第12話 和解、そして
茉琳は慌てた。翔の呼吸がおかしい。発作が出かかっている。すぐさま体を彼から話すと翔の顔を仰ぎ見て、
「ごめん、ごめんなっし。うちこうなるの知ってたのに、堪忍え」
翔は女性恐怖症が原因で過呼吸になってしまう。だが、すぐに呼吸が安定し出した。彼はゆっくりと息を吐き出していく。

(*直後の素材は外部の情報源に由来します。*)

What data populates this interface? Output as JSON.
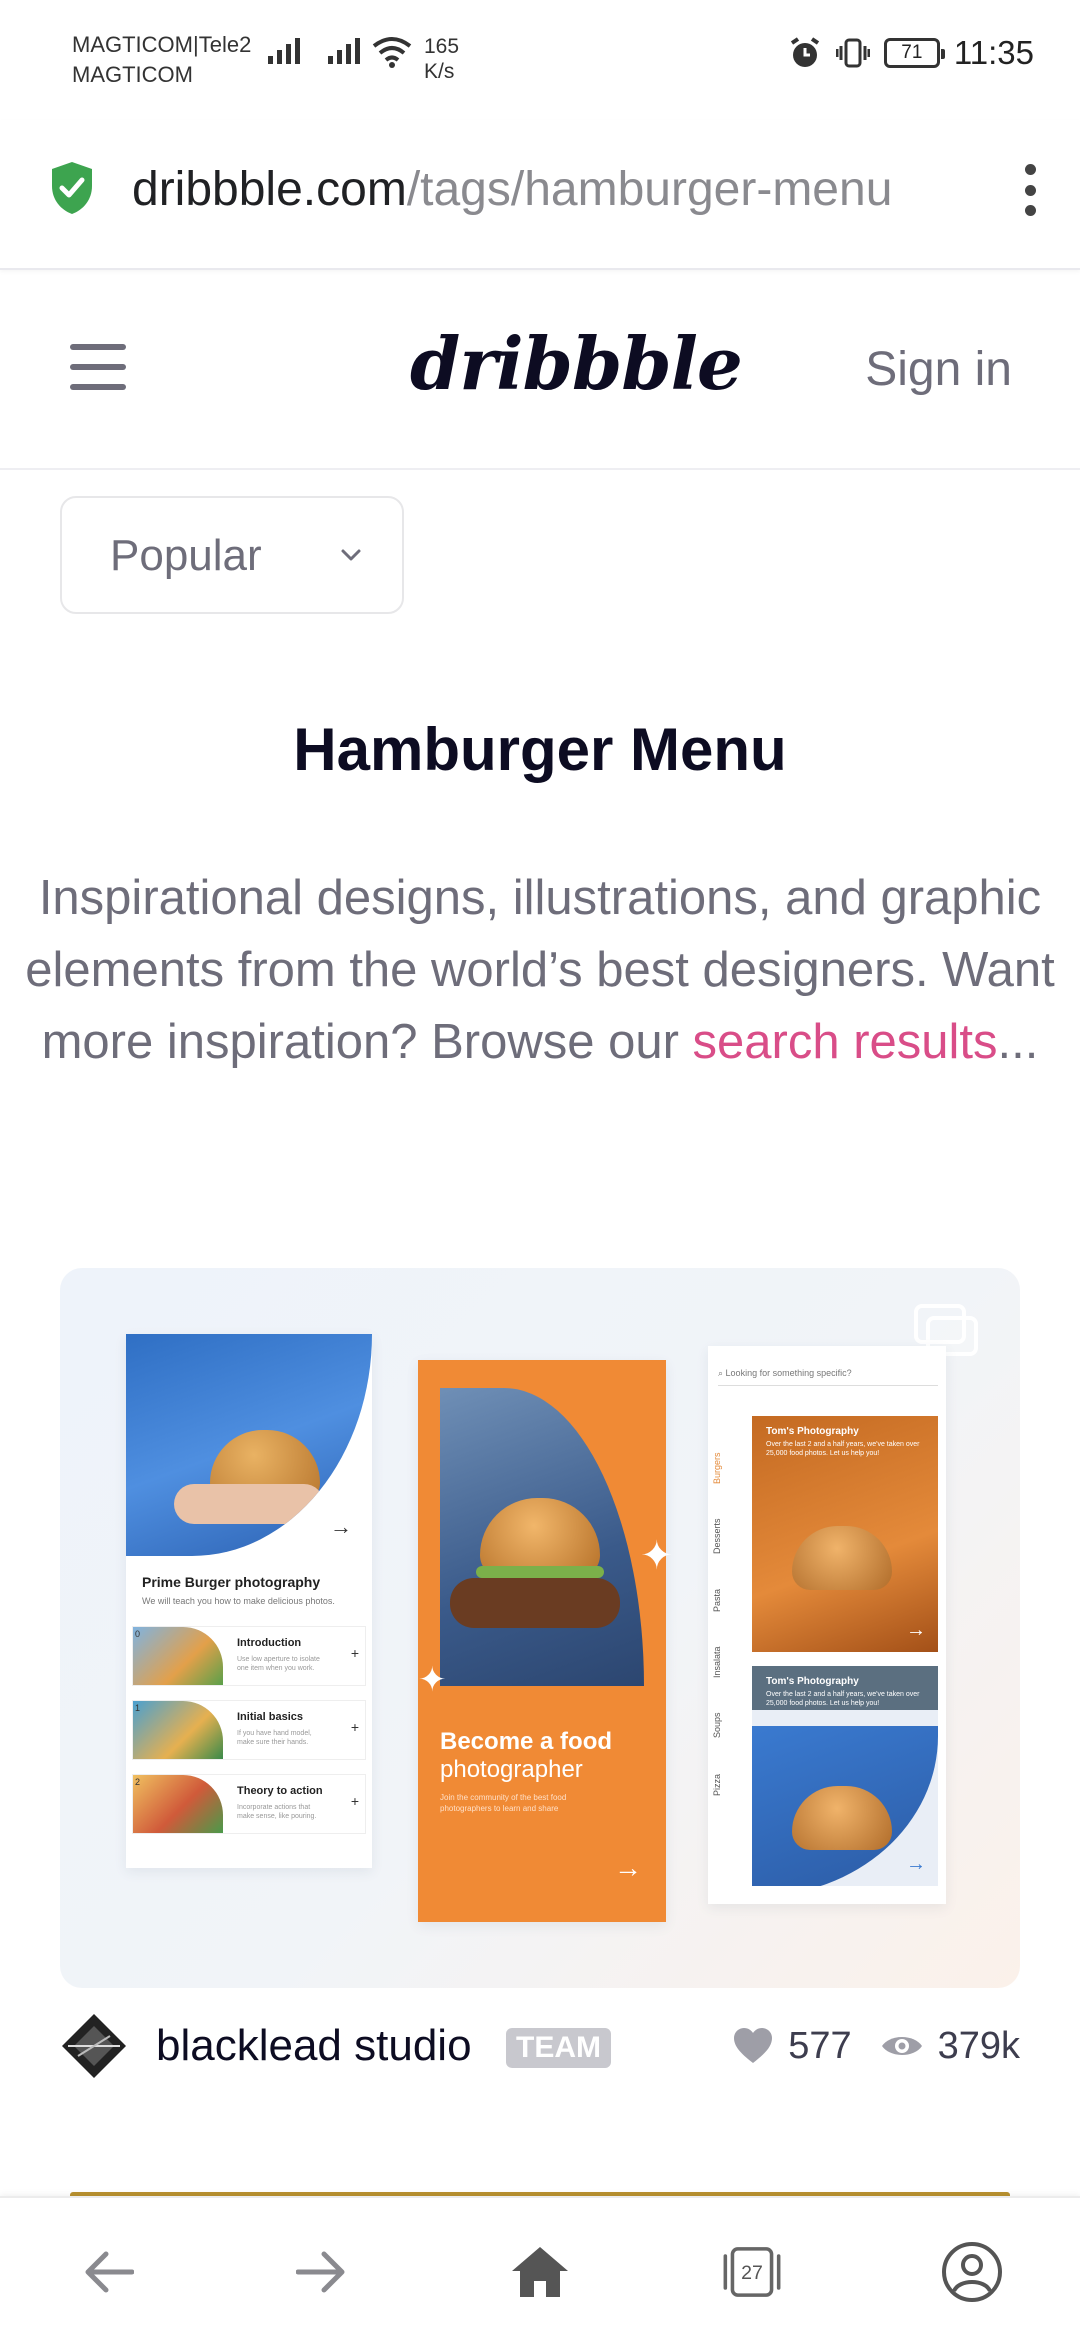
{
  "status_bar": {
    "carrier_1": "MAGTICOM|Tele2",
    "carrier_2": "MAGTICOM",
    "speed_value": "165",
    "speed_unit": "K/s",
    "battery": "71",
    "time": "11:35",
    "icons": [
      "signal-icon",
      "signal-icon",
      "wifi-icon",
      "alarm-icon",
      "vibrate-icon",
      "battery-icon"
    ]
  },
  "browser": {
    "url_domain": "dribbble.com",
    "url_path": "/tags/hamburger-menu",
    "tabs_count": "27"
  },
  "header": {
    "logo": "dribbble",
    "sign_in": "Sign in"
  },
  "filter": {
    "selected": "Popular"
  },
  "page": {
    "title": "Hamburger Menu",
    "description": "Inspirational designs, illustrations, and graphic elements from the world’s best designers. Want more inspiration? Browse our ",
    "link_text": "search results",
    "ellipsis": "..."
  },
  "shot": {
    "panel1_title": "Prime Burger photography",
    "panel1_subtitle": "We will teach you how to make delicious photos.",
    "lessons": [
      {
        "num": "0",
        "title": "Introduction",
        "desc": "Use low aperture to isolate one item when you work."
      },
      {
        "num": "1",
        "title": "Initial basics",
        "desc": "If you have hand model, make sure their hands."
      },
      {
        "num": "2",
        "title": "Theory to action",
        "desc": "Incorporate actions that make sense, like pouring."
      }
    ],
    "panel2_heading_bold": "Become a food",
    "panel2_heading": "photographer",
    "panel2_text": "Join the community of the best food photographers to learn and share",
    "panel3_search": "Looking for something specific?",
    "panel3_categories": [
      "Burgers",
      "Desserts",
      "Pasta",
      "Insalata",
      "Soups",
      "Pizza"
    ],
    "card_title": "Tom's Photography",
    "card_text": "Over the last 2 and a half years, we've taken over 25,000 food photos. Let us help you!"
  },
  "meta": {
    "author": "blacklead studio",
    "badge": "TEAM",
    "likes": "577",
    "views": "379k"
  },
  "colors": {
    "accent_pink": "#d94d88",
    "text_dark": "#0d0c22",
    "text_gray": "#6e6d7a",
    "shot_orange": "#f08a35",
    "secure_green": "#3da44f"
  }
}
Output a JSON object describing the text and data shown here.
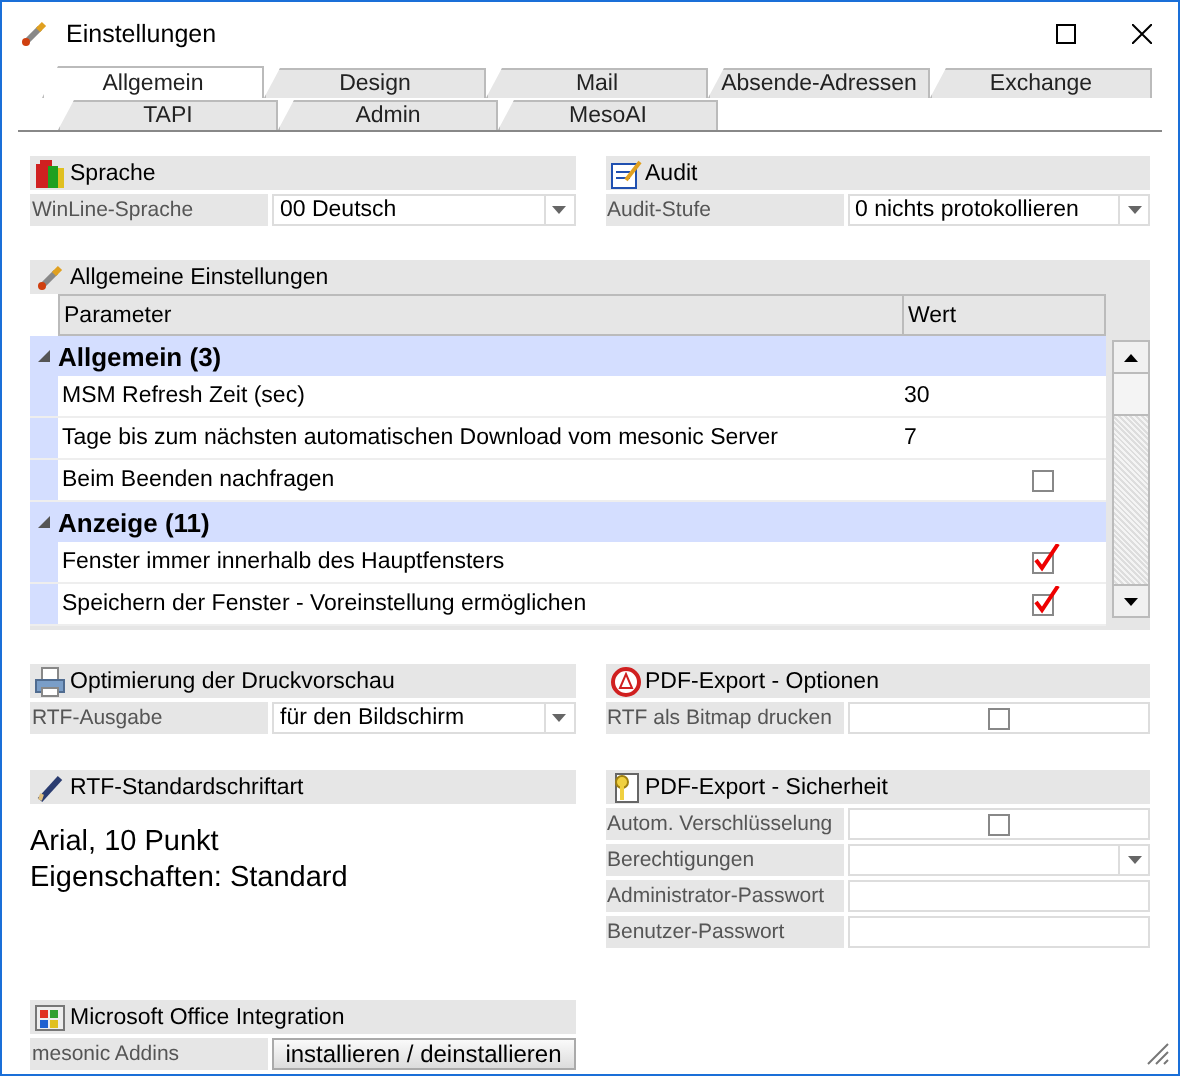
{
  "window": {
    "title": "Einstellungen"
  },
  "tab_rows": [
    [
      {
        "label": "Allgemein",
        "selected": true
      },
      {
        "label": "Design",
        "selected": false
      },
      {
        "label": "Mail",
        "selected": false
      },
      {
        "label": "Absende-Adressen",
        "selected": false
      },
      {
        "label": "Exchange",
        "selected": false
      }
    ],
    [
      {
        "label": "TAPI",
        "selected": false
      },
      {
        "label": "Admin",
        "selected": false
      },
      {
        "label": "MesoAI",
        "selected": false
      }
    ]
  ],
  "sprache": {
    "title": "Sprache",
    "rows": [
      {
        "kind": "dropdown",
        "label": "WinLine-Sprache",
        "value": "00 Deutsch"
      }
    ]
  },
  "audit": {
    "title": "Audit",
    "rows": [
      {
        "kind": "dropdown",
        "label": "Audit-Stufe",
        "value": "0 nichts protokollieren"
      }
    ]
  },
  "general_settings": {
    "title": "Allgemeine Einstellungen",
    "columns": [
      "Parameter",
      "Wert"
    ],
    "groups": [
      {
        "title": "Allgemein (3)",
        "expanded": true,
        "items": [
          {
            "kind": "text",
            "label": "MSM Refresh Zeit (sec)",
            "value": "30"
          },
          {
            "kind": "text",
            "label": "Tage bis zum nächsten automatischen Download vom mesonic Server",
            "value": "7"
          },
          {
            "kind": "checkbox",
            "label": "Beim Beenden nachfragen",
            "checked": false
          }
        ]
      },
      {
        "title": "Anzeige (11)",
        "expanded": true,
        "items": [
          {
            "kind": "checkbox",
            "label": "Fenster immer innerhalb des Hauptfensters",
            "checked": true
          },
          {
            "kind": "checkbox",
            "label": "Speichern der Fenster - Voreinstellung ermöglichen",
            "checked": true
          }
        ]
      }
    ]
  },
  "druckvorschau": {
    "title": "Optimierung der Druckvorschau",
    "rows": [
      {
        "kind": "dropdown",
        "label": "RTF-Ausgabe",
        "value": "für den Bildschirm"
      }
    ]
  },
  "rtf_font": {
    "title": "RTF-Standardschriftart",
    "lines": [
      "Arial, 10 Punkt",
      "Eigenschaften: Standard"
    ]
  },
  "office": {
    "title": "Microsoft Office Integration",
    "rows": [
      {
        "kind": "button",
        "label": "mesonic Addins",
        "value": "installieren / deinstallieren"
      }
    ]
  },
  "pdf_options": {
    "title": "PDF-Export - Optionen",
    "rows": [
      {
        "kind": "checkbox",
        "label": "RTF als Bitmap drucken",
        "checked": false
      }
    ]
  },
  "pdf_security": {
    "title": "PDF-Export - Sicherheit",
    "rows": [
      {
        "kind": "checkbox",
        "label": "Autom. Verschlüsselung",
        "checked": false
      },
      {
        "kind": "dropdown",
        "label": "Berechtigungen"
      },
      {
        "kind": "text",
        "label": "Administrator-Passwort"
      },
      {
        "kind": "text",
        "label": "Benutzer-Passwort"
      }
    ]
  }
}
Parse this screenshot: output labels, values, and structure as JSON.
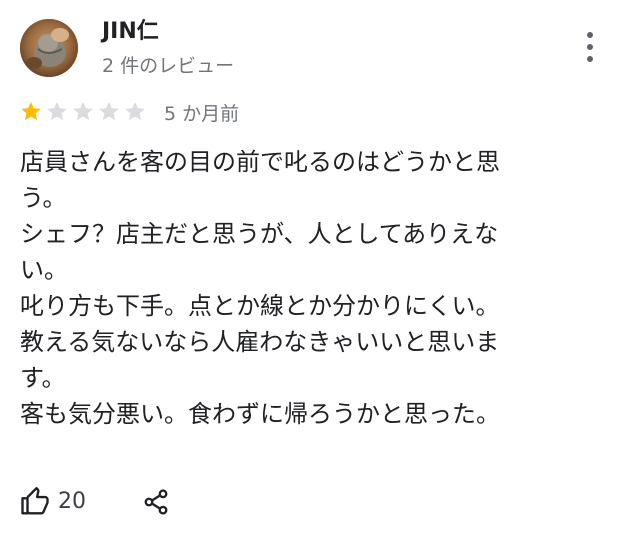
{
  "reviewer": {
    "name": "JIN仁",
    "review_count": "2 件のレビュー",
    "avatar_icon": "avatar-photo"
  },
  "rating": {
    "value": 1,
    "max": 5,
    "filled_color": "#fbbc04",
    "empty_color": "#dadce0"
  },
  "time": "5 か月前",
  "review_lines": [
    "店員さんを客の目の前で叱るのはどうかと思",
    "う。",
    "シェフ？店主だと思うが、人としてありえな",
    "い。",
    "叱り方も下手。点とか線とか分かりにくい。",
    "教える気ないなら人雇わなきゃいいと思いま",
    "す。",
    "客も気分悪い。食わずに帰ろうかと思った。"
  ],
  "actions": {
    "like_count": "20",
    "like_icon": "thumb-up-icon",
    "share_icon": "share-icon",
    "more_icon": "more-vert-icon"
  }
}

「大丈夫みたい。普通に息ができるみたいだから安心して」
翔も不安がなくなったせいか、表情が解れていく。
「翔」
茉琳は優しい顔で話しかけてきた翔を見て安堵していた。
「良かった。うちのせいで発作起こしたなんて事になったら…」
「俺も驚いたけど、過呼吸にはならなくて良かったよ」
茉琳は感極まったように表情を緩ませて,翔を抱き寄せようとしたのだが、
「でも,これ以上は勘弁してくださいね」
茉琳は、先に釘を刺されてしまう。
「せっかくなのに、ぶつぶつ」
と言いつつも翔の胸に寄りかかっていく。
あっけに取られていて2人を見ていたギンも,そのうちテーブルにあるコーヒーまみれのタブレットをとり、手持ちもタオルで拭いていく。
「これ、使えるかわからんちゃ。とほほ」
それを聞いて茉琳は、翔の胸から起き上がり、
「ウチがお金、出します。直すにしても買い換えるにしても」
「あんたがよけりゃ、よかばってん。良いちゃ?」
あえて、ギンはといただす。
「あんたも被害者やろう?」
茉琳は被りを振って、
「ウチが、あいつらに関わったばかりに、ギンさんにも迷惑かかったなり、是非ともやらせてなり」
茉琳はギンに近づき,彼女の手を取り、
「ごめんなし。堪忍な」
ギンの手に顔を擦り付けるようにして謝っていく。
「そげん,しなくてもよかばい」
「で、でもう」
「もうえかって」
ギンの顔は笑顔になっている。
「じゃあ」
茉琳はギンに目を真剣に合わせていく。
「せめて,連絡先だけでも教えてください」
懇願し頭を下げていった。
「それくらいならよかよ」
2人はスマホを取り出し、通話番号を交換する。
その陰でここから逃げようとしていた翔を茉琳は察知する。
「翔も連絡先おしえてなしー」
「俺はいいよ」
すかさず拒否をするのだが、茉琳は手を翔に向けて指先をワキワキさせて、
「せめて汚れた服のクリーニングをさせて。じゃないと抱きつくぞ」
と翔を脅す始末。それも堪らんと翔も自分のスマホを差し出していく。
茉琳はスマホの画面を操作して通話番号を登録していく。
「これで2人とも、ウチのお友達な」
涙を溜めた目で微笑んで茉琳はギン、そして翔を見ていった。